Sorry for being sort of mysterious in the title, I couldn't find a way to phrase it in 300 characters that seemed elegant enough to make sense.
So basically there's a lot of rhetoric thrown around about how the destruction of the Library of Alexandria "set us back" by some amount of time, or resulted in the loss of ancient secrets that would have been important to know, or something like that. If you do a search in /r/AskHistorians you can find a lot of questions about these consequences and whether or not they were legit.
A recent comment in /r/BadHistory made me wonder, though, just when and how did people start being convinced that this was the case? In /u/Imxset21's words, where did the "muh lost knowledge" meme originate? Some comments in that thread suggest Edward Gibbon as a possible starting point but I'd be really surprised if he was the first to insist on it.
TL;DR: When and why did people first start claiming that the loss of the Library of Alexandria "set us back"?
I cannot answer your question, but I can provide you with one primary source—Orosius. Orosius (born c. 375, died after 418), is one of our most important sources for the subject. He describes the loss of the library in a relatively mournful manner. However, do you think your question might be assuming a relatively modern perspective on history and knowledge?
Here's his description: The flames spread to part of the city and there burned four hundred thousand books stored in a building which happened to be nearby. So perished that marvelous monument of the literary activity of our ancestors, who had gathered together so many great works of brilliant geniuses. (Orosius, History against the Pagans, Book 6)

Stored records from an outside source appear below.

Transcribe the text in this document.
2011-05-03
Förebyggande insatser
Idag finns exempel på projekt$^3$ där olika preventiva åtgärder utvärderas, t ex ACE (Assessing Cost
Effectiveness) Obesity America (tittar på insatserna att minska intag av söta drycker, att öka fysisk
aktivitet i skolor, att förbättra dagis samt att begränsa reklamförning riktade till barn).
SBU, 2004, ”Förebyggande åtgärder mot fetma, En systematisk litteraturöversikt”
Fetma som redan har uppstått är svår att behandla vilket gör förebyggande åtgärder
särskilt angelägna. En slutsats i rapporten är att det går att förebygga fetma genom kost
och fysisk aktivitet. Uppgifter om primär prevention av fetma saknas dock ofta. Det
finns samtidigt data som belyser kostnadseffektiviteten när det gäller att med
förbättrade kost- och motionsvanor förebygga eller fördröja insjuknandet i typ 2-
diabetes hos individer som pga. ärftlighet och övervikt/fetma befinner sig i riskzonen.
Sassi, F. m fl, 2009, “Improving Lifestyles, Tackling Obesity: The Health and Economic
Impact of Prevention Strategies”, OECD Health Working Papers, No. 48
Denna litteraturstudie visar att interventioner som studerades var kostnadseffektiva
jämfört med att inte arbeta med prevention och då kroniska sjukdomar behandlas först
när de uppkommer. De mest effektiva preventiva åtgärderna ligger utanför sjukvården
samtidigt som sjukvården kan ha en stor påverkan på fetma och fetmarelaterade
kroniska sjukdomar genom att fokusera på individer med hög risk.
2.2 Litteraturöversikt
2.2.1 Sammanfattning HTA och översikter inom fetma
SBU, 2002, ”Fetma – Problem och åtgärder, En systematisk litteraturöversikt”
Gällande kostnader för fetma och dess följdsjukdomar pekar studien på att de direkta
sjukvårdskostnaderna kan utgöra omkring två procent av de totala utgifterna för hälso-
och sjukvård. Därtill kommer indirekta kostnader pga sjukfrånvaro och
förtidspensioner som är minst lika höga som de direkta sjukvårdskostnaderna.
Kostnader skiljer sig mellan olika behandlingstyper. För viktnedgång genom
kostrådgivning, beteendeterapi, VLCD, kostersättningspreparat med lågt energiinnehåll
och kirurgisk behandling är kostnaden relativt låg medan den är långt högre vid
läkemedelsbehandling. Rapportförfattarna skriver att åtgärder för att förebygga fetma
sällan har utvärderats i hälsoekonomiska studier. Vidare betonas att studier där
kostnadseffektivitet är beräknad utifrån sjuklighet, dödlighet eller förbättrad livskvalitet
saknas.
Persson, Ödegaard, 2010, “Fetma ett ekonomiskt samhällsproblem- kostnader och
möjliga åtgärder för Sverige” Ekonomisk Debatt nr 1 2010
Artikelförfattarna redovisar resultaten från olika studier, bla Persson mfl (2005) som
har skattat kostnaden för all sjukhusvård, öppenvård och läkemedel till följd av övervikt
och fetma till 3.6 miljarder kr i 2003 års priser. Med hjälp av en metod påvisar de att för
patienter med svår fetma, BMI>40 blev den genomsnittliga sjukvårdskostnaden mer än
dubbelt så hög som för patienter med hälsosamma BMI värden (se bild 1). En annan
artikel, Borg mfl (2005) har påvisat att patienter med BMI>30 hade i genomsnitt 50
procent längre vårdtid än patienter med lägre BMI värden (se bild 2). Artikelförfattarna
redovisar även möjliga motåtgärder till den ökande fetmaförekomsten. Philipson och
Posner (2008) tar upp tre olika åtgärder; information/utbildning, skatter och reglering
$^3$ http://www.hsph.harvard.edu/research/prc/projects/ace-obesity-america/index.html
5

Coming a bit after Orosius, Richard de Bury wrote in his Philobiblon circa 1345:
Yet we must tearfully recount the dreadful ruin which was caused in Egypt by the auxiliaries in the Alexandrian war, when seven hundred thousand volumes were consumed by fire. These volumes had been collected by the royal Ptolemies through long periods of time, as Aulus Gellius relates. What an Atlantean progeny must be supposed to have then perished: including the motions of the spheres, all the conjunctions of the planets, the nature of the galaxy, and the prognostic generations of comets, and all that exists in the heavens or in the ether! Who would not shudder at such a hapless holocaust, where ink is offered up instead of blood, where the glowing ashes of crackling parchment were encarnadined with blood, where the devouring flames consumed so many thousands of innocents in whose mouth was no guile, where the unsparing fire turned into stinking ashes so many shrines of eternal truth!
etc.,
Slightly rambling, not the usual top-level, but I think there's a more complicated historiography question to be asked...
There was a great deal of knowledge lost with the burning of the library of Alexandria. This is a fact. They destroyed a great number of books for which there probably were no other copies, works from a vast number of cultures, places, and times. Early philosophy, art, culture, history, religion...
But that's not what people mean when they say "muh lost knowledge" is it? Because they're referring to some notion that the civilization concurrent with the library was more advanced than that after the library. If we were to measure a civilization, we would do so by its 'greats,' the most influential and celebrated works (which by and large won't disappear with one library or even one city) or by it's standard of living, like technology and health (something which was everyday, something ordinary people would have had constant access to, something that would survive the civilization itself, most likely).
So there's two versions of this question embedded in yours, the first having to do with lost technologies, as in, things they had that we still don't. There's also the speculative question, being, if they had access to those books, what might have they accomplished earlier than we did?
And as we know, the first question is resolved, and the second question is theory and speculation and not history (and if one wanted to speculate, the safest bet is 'not much,' since many discoveries were about access to tools and materials and not access to books).
But the first question is more interesting, really, because I think it's more to the heart of what you mean. Technologies (with rare exception) don't up and go. And of those, the examples we have are underwhelming, mostly because the trope often brings up Indiana-Jones-style lost superweapons and splendid utopian alternate histories. There's Greek fire for which we have many suitable alternates, in the ancient East they were making good-quality steel and now we make better, the Baghdad batteries which aren't all that complicated, the Antikythera mechanism which is cool but as mundane as it gets...
So, as a supplemental question, I'd ask; who originated the trope of 'disappeared super technology'?
Which represented a greater loss of knowledge: the burning of the Library of Alexandria or the sacking of Baghdad by the Mongols? I understand that in the latter case that some of the most valuable works were removed before the city fell, so perhaps it was not as disastrous as people commonly think?
I think people have blown this hugely out of proportion, and people have ignored specifically what Sagan has said. In the Cosmos Library of Alexandria scene he mentions a Greek astronomer, Aristarchus of Samos. He says that Aristarchus of Samsos apparently argued that "the Earth was one of the planets, that like the other planets it orbits the Sun, and that the stars are enormously far away. All absolutely correct. But we had to wait nearly 2,000 years for these facts to be rediscovered."
I really don't see what's so appalling about this statement and why everyone is so annoyed by it. The Library of Alexandria was destroyed, ergo this information (and much else) likely would've taken a long time to be rediscovered. Why is that so implausible? This hasn't been explained at all. It's just a massive circlejerk.